Banks register moderate growth in loans

- Andrew Maramwidze

Shutdown of businesses and loss of employment has reduced the borrowing capacity of retail customers, the Bank of Botswana ( BoB) has revealed. The central bank said the increase of 7.3 percent in household sector loans in 2020 was slower than the 13.8 percent in the previous year.

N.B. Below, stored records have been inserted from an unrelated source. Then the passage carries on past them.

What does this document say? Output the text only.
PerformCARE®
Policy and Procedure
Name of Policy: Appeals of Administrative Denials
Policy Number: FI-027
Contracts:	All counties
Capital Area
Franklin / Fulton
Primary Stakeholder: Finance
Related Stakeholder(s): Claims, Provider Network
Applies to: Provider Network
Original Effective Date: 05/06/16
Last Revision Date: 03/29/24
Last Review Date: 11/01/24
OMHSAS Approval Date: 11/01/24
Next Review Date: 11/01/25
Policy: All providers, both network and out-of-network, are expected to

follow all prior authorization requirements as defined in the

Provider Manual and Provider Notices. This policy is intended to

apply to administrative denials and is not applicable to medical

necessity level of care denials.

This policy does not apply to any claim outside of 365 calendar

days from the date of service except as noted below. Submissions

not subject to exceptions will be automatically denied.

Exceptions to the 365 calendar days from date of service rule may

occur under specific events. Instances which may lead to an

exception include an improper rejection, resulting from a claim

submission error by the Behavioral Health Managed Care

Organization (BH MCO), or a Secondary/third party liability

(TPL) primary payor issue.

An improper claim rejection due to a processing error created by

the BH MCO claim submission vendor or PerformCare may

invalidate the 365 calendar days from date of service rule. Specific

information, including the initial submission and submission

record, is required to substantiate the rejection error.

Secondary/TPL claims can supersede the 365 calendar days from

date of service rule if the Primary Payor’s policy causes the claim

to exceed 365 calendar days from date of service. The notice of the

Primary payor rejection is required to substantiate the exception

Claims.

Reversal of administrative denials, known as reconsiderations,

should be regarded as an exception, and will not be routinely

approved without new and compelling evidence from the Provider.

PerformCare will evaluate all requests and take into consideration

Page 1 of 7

“The personal ( mostly unsecured lending), mortgage and motor vehicle loans increased by 9.6 percent, 4 percent and 2.8 percent to P29.8 billion, P10.1 billion and P2.1 billion, respective­ly, while credit cards declined by 27.7 percent to P709 million in the same period,” said BoB’s latest Banking Supervisio­n Annual Report. Despite a slump in loan applicatio­ns, personal loans constitute­d the largest proportion of loans and advances to the household sector at 70 percent, and were higher than 68 percent in 2019, while the share of mortgages was unchanged at 24 percent. BoB emphasized that the moderate growth rates of most components of household loans was as a result of the negative effect of the COVID- 19 pandemic on the economy. The central bank has highlighte­d that inherent credit risk is likely to increase over the next 12 months because of the shutdown and partial operation of businesses and loss of employment resulting from the economic fallout from the COVID- 19 pandemic. “However, this outlook for an increase in credit risk due to asset- quality deteriorat­ion is expected to be moderated, for the bulk of the banking credit comprises relatively small amounts to multiple uncorrelat­ed retail borrowers in the various sectors of the economy, especially public sector employees.” In addition, BoB anticipate­s that through a variety of credit- risk mitigation mechanisms, such as mortgage payment protection insurance, credit life and lien over life insurance policies, a significan­t portion of credit risk has been transferre­d to, and warehoused by, the insurance sector. Meanwhile the distributi­on of private business loans and advances for the period 2016 – 2020 indicates that the market share of two sub- sectors, namely, trade, restaurant and bars, and commercial real estate increased marginally during the review period. “Despite the increase in its share of credit, the output growth for the commercial real estate sub- sector was negative, contributi­ng to the fall in overall GDP. The COVID- 19 pandemic negatively affected the tourism and hotels, and constructi­on sub- sectors, resulting in the respective contractio­n in output by 33.3 percent and 11 percent in 2020, from the growth of 4.6 percent and 3 percent in 2019,” reads the report.